Group wants pay for play in college


Associated Press

WASHINGTON

The average fair market value of top-tier college football and men’s basketball players is over $100,000 each, and the athletes are entitled to at least a portion of that, a new report from an advocacy group argues.

Instead of getting what they’re worth, the players receive athletic scholarships that don’t cover the full cost of attending school, leaving many of them living below the poverty line, says the report, “The Price of Poverty in Big Time College Sport.”

A national college athletes’ advocacy group and a sports management professor calculate in the report that if college sports shared their revenues the way pro sports do, the average Football Bowl Subdivision player would be worth $121,000 per year, while the average basketball player at that level would be worth $265,000.
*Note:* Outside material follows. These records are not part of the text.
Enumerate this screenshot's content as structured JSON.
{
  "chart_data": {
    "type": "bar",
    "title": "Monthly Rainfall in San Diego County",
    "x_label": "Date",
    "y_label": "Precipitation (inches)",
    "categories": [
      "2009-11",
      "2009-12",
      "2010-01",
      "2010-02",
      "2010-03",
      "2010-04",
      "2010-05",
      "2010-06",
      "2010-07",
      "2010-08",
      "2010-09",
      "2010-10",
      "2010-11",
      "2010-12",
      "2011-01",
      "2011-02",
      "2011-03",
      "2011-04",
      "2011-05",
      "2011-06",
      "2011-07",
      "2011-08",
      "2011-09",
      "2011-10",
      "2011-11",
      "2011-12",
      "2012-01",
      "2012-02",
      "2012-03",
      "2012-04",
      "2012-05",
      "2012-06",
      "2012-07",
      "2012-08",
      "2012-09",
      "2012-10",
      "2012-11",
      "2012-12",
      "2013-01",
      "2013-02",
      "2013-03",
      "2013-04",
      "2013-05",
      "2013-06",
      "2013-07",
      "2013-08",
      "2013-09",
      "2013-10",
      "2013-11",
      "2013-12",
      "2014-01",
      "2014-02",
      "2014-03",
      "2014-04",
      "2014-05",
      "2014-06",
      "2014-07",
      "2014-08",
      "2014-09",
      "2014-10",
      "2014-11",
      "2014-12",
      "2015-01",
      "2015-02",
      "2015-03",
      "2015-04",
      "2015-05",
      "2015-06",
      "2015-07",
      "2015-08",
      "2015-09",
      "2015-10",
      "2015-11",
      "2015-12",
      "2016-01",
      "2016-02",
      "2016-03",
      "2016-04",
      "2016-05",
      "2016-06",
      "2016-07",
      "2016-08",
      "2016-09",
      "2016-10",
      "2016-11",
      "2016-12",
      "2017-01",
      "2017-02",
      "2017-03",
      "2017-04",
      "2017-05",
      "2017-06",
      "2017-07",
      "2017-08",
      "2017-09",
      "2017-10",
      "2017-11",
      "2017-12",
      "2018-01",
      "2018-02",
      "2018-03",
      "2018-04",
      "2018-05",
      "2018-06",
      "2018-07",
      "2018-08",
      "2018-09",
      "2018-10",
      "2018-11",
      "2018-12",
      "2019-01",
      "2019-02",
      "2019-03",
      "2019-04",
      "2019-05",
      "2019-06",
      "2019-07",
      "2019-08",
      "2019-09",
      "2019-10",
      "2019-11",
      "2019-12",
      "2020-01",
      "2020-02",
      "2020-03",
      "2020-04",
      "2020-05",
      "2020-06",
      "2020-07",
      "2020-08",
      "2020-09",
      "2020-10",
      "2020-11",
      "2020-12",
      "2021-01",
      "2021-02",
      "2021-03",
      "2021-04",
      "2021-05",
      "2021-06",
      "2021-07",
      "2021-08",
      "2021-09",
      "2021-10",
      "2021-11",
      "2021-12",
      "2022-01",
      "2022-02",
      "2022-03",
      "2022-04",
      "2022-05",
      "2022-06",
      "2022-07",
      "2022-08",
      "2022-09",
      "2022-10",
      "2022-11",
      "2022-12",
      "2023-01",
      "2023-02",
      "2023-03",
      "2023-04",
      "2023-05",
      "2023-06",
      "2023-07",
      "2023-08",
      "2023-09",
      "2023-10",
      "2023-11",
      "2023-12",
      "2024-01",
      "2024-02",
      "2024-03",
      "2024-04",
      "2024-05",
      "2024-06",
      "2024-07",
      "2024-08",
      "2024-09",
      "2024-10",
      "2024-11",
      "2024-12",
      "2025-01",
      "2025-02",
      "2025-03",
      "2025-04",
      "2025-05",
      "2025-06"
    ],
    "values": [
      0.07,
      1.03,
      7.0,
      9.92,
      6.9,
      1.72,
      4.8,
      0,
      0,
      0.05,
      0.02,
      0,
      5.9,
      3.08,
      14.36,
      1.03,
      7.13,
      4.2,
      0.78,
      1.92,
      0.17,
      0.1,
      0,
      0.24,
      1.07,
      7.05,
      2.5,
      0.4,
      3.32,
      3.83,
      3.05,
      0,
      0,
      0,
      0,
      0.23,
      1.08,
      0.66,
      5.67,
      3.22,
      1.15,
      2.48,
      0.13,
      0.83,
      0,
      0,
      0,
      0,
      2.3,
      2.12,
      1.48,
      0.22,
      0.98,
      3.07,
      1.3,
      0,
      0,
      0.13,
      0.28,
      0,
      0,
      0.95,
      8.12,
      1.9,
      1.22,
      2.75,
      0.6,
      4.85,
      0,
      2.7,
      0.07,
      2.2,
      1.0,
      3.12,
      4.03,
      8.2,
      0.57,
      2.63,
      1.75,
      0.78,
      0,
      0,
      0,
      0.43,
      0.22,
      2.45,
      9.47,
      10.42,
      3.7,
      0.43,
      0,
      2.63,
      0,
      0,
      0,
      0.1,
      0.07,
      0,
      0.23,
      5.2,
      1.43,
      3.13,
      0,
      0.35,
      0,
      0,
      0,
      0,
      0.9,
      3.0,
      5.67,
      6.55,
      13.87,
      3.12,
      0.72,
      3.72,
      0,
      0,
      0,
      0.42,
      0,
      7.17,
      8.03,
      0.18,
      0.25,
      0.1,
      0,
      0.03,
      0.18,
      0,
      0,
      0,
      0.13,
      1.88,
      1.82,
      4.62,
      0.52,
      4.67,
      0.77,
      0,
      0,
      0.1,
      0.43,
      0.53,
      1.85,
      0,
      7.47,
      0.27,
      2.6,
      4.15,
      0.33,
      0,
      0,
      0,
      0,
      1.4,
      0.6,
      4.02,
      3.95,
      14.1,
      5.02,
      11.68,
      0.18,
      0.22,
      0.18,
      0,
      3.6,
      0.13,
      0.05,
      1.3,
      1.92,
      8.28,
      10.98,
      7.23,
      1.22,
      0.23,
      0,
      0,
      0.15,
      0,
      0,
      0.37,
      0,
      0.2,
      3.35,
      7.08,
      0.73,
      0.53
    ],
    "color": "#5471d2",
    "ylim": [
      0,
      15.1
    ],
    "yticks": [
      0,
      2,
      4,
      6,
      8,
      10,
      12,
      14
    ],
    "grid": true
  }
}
The Associated Press obtained a copy of the report ahead of its official release, scheduled for today.

Ramogi Huma, a former UCLA linebacker who heads the National College Players Association, wrote the report with Drexel University professor Ellen J. Staurowsky. The association is an advocacy group for college athletes which Huma says has more than 14,000 members — about half of whom are currently enrolled.

Huma and Staurowsky argue that the players should receive a portion of new revenues, like TV contracts, to be put in an “educational lockbox.” Players could tap those funds to help cover educational costs if they exhaust their athletic eligibility.